Inventory Management - Spare Restock Triggering Policy

This example analyses the production downtime impact due to spare restock-triggering policy, and lead-time constraint.

Figure 1, shows a network that contains only 1 equipment, Node1.

We setup the spare resource for Node1 with its current policy as a basis for sensitivity analysis.

Followings are the assumptions.

The restock lead-time of a spare is 60 days and the consumption rate follows exponential distribution with mean = 30 days.

When the inventory level falls to 2 units, a restock order is triggered. (The order quantity is not relevant in this example)

If spare is not available when a failure occurs, production will stop. Assuming that the corrective maintenance time is negligible if spare is available, estimate the production downtime due to spare unavailability.

Figure 1, The system reliability model contains only a single node

A Spare Resource is created (Project -> Manage Spare Resource -> Add Spare). The Initial Qty is set to 2. The default name of this resource is Spare1.

Figure 2, The simulation will start with 2 spares

The schematic consists of only one Regular Node (Node1).

Reliability of Node1 is set to Exponential with MTBF = 30 days.

CM (Corrective Maintenance) to Fixed with TTE (Time-to-Event) = 0 hour.

Spare resource “Spare1” is assigned to CM Crew as shown below.

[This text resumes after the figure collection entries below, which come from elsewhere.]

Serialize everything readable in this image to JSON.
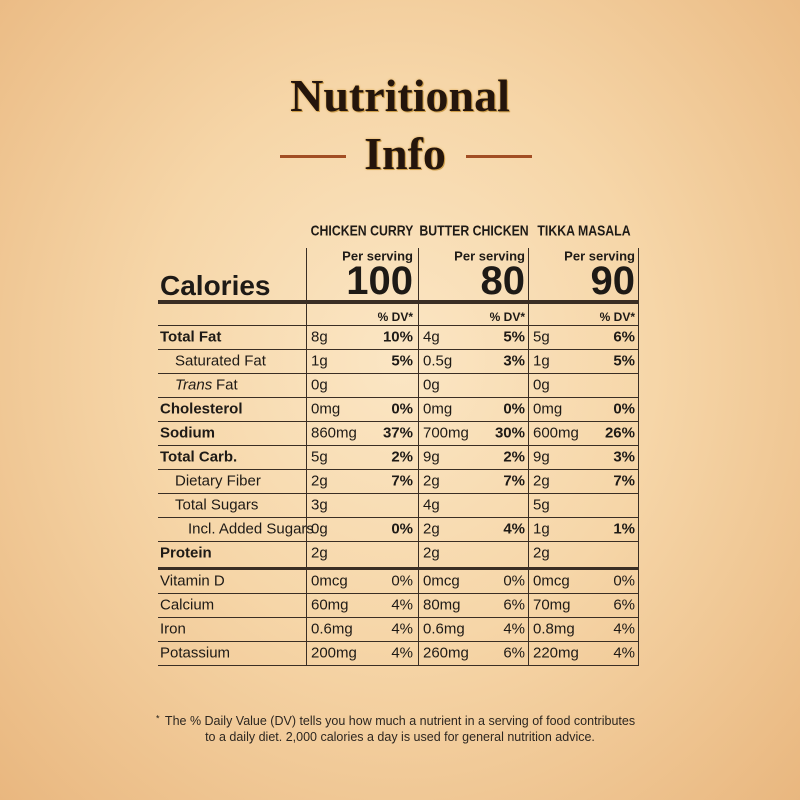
{
  "title": {
    "line1": "Nutritional",
    "line2": "Info"
  },
  "products": [
    {
      "name": "CHICKEN CURRY",
      "serving_label": "Per serving",
      "calories": "100",
      "dv_header": "% DV*"
    },
    {
      "name": "BUTTER CHICKEN",
      "serving_label": "Per serving",
      "calories": "80",
      "dv_header": "% DV*"
    },
    {
      "name": "TIKKA MASALA",
      "serving_label": "Per serving",
      "calories": "90",
      "dv_header": "% DV*"
    }
  ],
  "calories_label": "Calories",
  "nutrients": [
    {
      "label": "Total Fat",
      "bold": true,
      "indent": 0,
      "values": [
        {
          "amount": "8g",
          "dv": "10%"
        },
        {
          "amount": "4g",
          "dv": "5%"
        },
        {
          "amount": "5g",
          "dv": "6%"
        }
      ]
    },
    {
      "label": "Saturated Fat",
      "bold": false,
      "indent": 1,
      "values": [
        {
          "amount": "1g",
          "dv": "5%"
        },
        {
          "amount": "0.5g",
          "dv": "3%"
        },
        {
          "amount": "1g",
          "dv": "5%"
        }
      ]
    },
    {
      "label_italic": "Trans",
      "label": "Fat",
      "bold": false,
      "indent": 1,
      "values": [
        {
          "amount": "0g",
          "dv": null
        },
        {
          "amount": "0g",
          "dv": null
        },
        {
          "amount": "0g",
          "dv": null
        }
      ]
    },
    {
      "label": "Cholesterol",
      "bold": true,
      "indent": 0,
      "values": [
        {
          "amount": "0mg",
          "dv": "0%"
        },
        {
          "amount": "0mg",
          "dv": "0%"
        },
        {
          "amount": "0mg",
          "dv": "0%"
        }
      ]
    },
    {
      "label": "Sodium",
      "bold": true,
      "indent": 0,
      "values": [
        {
          "amount": "860mg",
          "dv": "37%"
        },
        {
          "amount": "700mg",
          "dv": "30%"
        },
        {
          "amount": "600mg",
          "dv": "26%"
        }
      ]
    },
    {
      "label": "Total Carb.",
      "bold": true,
      "indent": 0,
      "values": [
        {
          "amount": "5g",
          "dv": "2%"
        },
        {
          "amount": "9g",
          "dv": "2%"
        },
        {
          "amount": "9g",
          "dv": "3%"
        }
      ]
    },
    {
      "label": "Dietary Fiber",
      "bold": false,
      "indent": 1,
      "values": [
        {
          "amount": "2g",
          "dv": "7%"
        },
        {
          "amount": "2g",
          "dv": "7%"
        },
        {
          "amount": "2g",
          "dv": "7%"
        }
      ]
    },
    {
      "label": "Total Sugars",
      "bold": false,
      "indent": 1,
      "values": [
        {
          "amount": "3g",
          "dv": null
        },
        {
          "amount": "4g",
          "dv": null
        },
        {
          "amount": "5g",
          "dv": null
        }
      ]
    },
    {
      "label": "Incl. Added Sugars",
      "bold": false,
      "indent": 2,
      "values": [
        {
          "amount": "0g",
          "dv": "0%"
        },
        {
          "amount": "2g",
          "dv": "4%"
        },
        {
          "amount": "1g",
          "dv": "1%"
        }
      ]
    },
    {
      "label": "Protein",
      "bold": true,
      "indent": 0,
      "values": [
        {
          "amount": "2g",
          "dv": null
        },
        {
          "amount": "2g",
          "dv": null
        },
        {
          "amount": "2g",
          "dv": null
        }
      ]
    }
  ],
  "micronutrients": [
    {
      "label": "Vitamin D",
      "values": [
        {
          "amount": "0mcg",
          "dv": "0%"
        },
        {
          "amount": "0mcg",
          "dv": "0%"
        },
        {
          "amount": "0mcg",
          "dv": "0%"
        }
      ]
    },
    {
      "label": "Calcium",
      "values": [
        {
          "amount": "60mg",
          "dv": "4%"
        },
        {
          "amount": "80mg",
          "dv": "6%"
        },
        {
          "amount": "70mg",
          "dv": "6%"
        }
      ]
    },
    {
      "label": "Iron",
      "values": [
        {
          "amount": "0.6mg",
          "dv": "4%"
        },
        {
          "amount": "0.6mg",
          "dv": "4%"
        },
        {
          "amount": "0.8mg",
          "dv": "4%"
        }
      ]
    },
    {
      "label": "Potassium",
      "values": [
        {
          "amount": "200mg",
          "dv": "4%"
        },
        {
          "amount": "260mg",
          "dv": "6%"
        },
        {
          "amount": "220mg",
          "dv": "4%"
        }
      ]
    }
  ],
  "footnote": {
    "mark": "*",
    "lines": [
      "The % Daily Value (DV) tells you how much a nutrient in a serving of food contributes",
      "to a daily diet. 2,000 calories a day is used for general nutrition advice."
    ]
  }
}
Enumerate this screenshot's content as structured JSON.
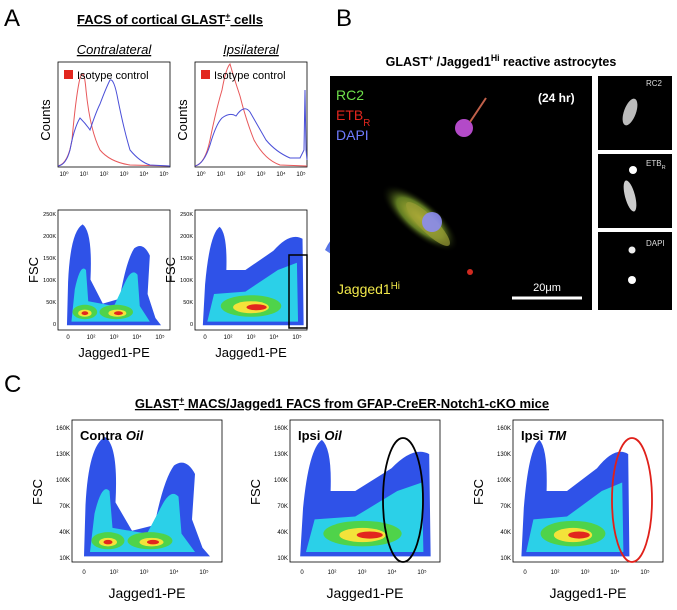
{
  "panel_a": {
    "letter": "A",
    "title": {
      "text": "FACS of cortical GLAST",
      "sup": "+",
      "rest": " cells"
    },
    "columns": [
      {
        "heading": "Contralateral",
        "legend": "Isotype control",
        "hist_y_label": "Counts",
        "hist_xticks": [
          "10⁰",
          "10¹",
          "10²",
          "10³",
          "10⁴",
          "10⁵"
        ],
        "density_y_label": "FSC",
        "density_yticks": [
          "250K",
          "200K",
          "150K",
          "100K",
          "50K",
          "0"
        ],
        "density_xticks": [
          "0",
          "10²",
          "10³",
          "10⁴",
          "10⁵"
        ],
        "x_label": "Jagged1-PE"
      },
      {
        "heading": "Ipsilateral",
        "legend": "Isotype control",
        "hist_y_label": "Counts",
        "hist_xticks": [
          "10⁰",
          "10¹",
          "10²",
          "10³",
          "10⁴",
          "10⁵"
        ],
        "density_y_label": "FSC",
        "density_yticks": [
          "250K",
          "200K",
          "150K",
          "100K",
          "50K",
          "0"
        ],
        "density_xticks": [
          "0",
          "10²",
          "10³",
          "10⁴",
          "10⁵"
        ],
        "x_label": "Jagged1-PE"
      }
    ]
  },
  "panel_b": {
    "letter": "B",
    "title": {
      "text": "GLAST",
      "sup": "+",
      "mid": " /Jagged1",
      "sup2": "Hi",
      "rest": " reactive astrocytes"
    },
    "channels": [
      {
        "text": "RC2"
      },
      {
        "text": "ETB",
        "sub": "R"
      },
      {
        "text": "DAPI"
      }
    ],
    "time": "(24 hr)",
    "scale_bar": "20μm",
    "marker": {
      "text": "Jagged1",
      "sup": "Hi"
    },
    "side_panels": [
      {
        "text": "RC2"
      },
      {
        "text": "ETB",
        "sub": "R"
      },
      {
        "text": "DAPI"
      }
    ]
  },
  "panel_c": {
    "letter": "C",
    "title": {
      "text": "GLAST",
      "sup": "+",
      "rest": " MACS/Jagged1 FACS from GFAP-CreER-Notch1-cKO mice"
    },
    "plots": [
      {
        "label": "Contra",
        "treatment": "Oil",
        "y_label": "FSC",
        "yticks": [
          "160K",
          "130K",
          "100K",
          "70K",
          "40K",
          "10K"
        ],
        "xticks": [
          "0",
          "10²",
          "10³",
          "10⁴",
          "10⁵"
        ],
        "x_label": "Jagged1-PE"
      },
      {
        "label": "Ipsi",
        "treatment": "Oil",
        "y_label": "FSC",
        "yticks": [
          "160K",
          "130K",
          "100K",
          "70K",
          "40K",
          "10K"
        ],
        "xticks": [
          "0",
          "10²",
          "10³",
          "10⁴",
          "10⁵"
        ],
        "x_label": "Jagged1-PE"
      },
      {
        "label": "Ipsi",
        "treatment": "TM",
        "y_label": "FSC",
        "yticks": [
          "160K",
          "130K",
          "100K",
          "70K",
          "40K",
          "10K"
        ],
        "xticks": [
          "0",
          "10²",
          "10³",
          "10⁴",
          "10⁵"
        ],
        "x_label": "Jagged1-PE"
      }
    ]
  }
}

Figure 3, Assign the Spare Resource "Spare1" to Node1

We want to know for a 60 days duration (which is the restock lead time), with initial quantity N = 2, what is the average duration where Node1 is down due to unavailability of spare.

Run a 60-days simulation with 1000 executions.

Figure 4, Simulation settings

From Control Panel, click on Show Results button. Click on Spare tab in Simulation Results dialog.

Figure 5, Spare usage statistics

The average time that the node is down due to unavailability of spare is 149 hours (Under Unavailable Time column).

That is, if you trigger a re-order when there are 2 spares, you take the risk of 149 hours of downtime (on average).

The above simulation set the restock triggering level at 2. You can re-run the simulation with different levels and estimate the corresponding downtime.

The following table shows the downtimes for the corresponding restock trigger level.

Figure 6, The downtimes experienced by Node1 for various restock triggering level

This analysis allows manager to decide the order quantity (given the restock lead-time is 60 days) for associated risk in term of downtimes.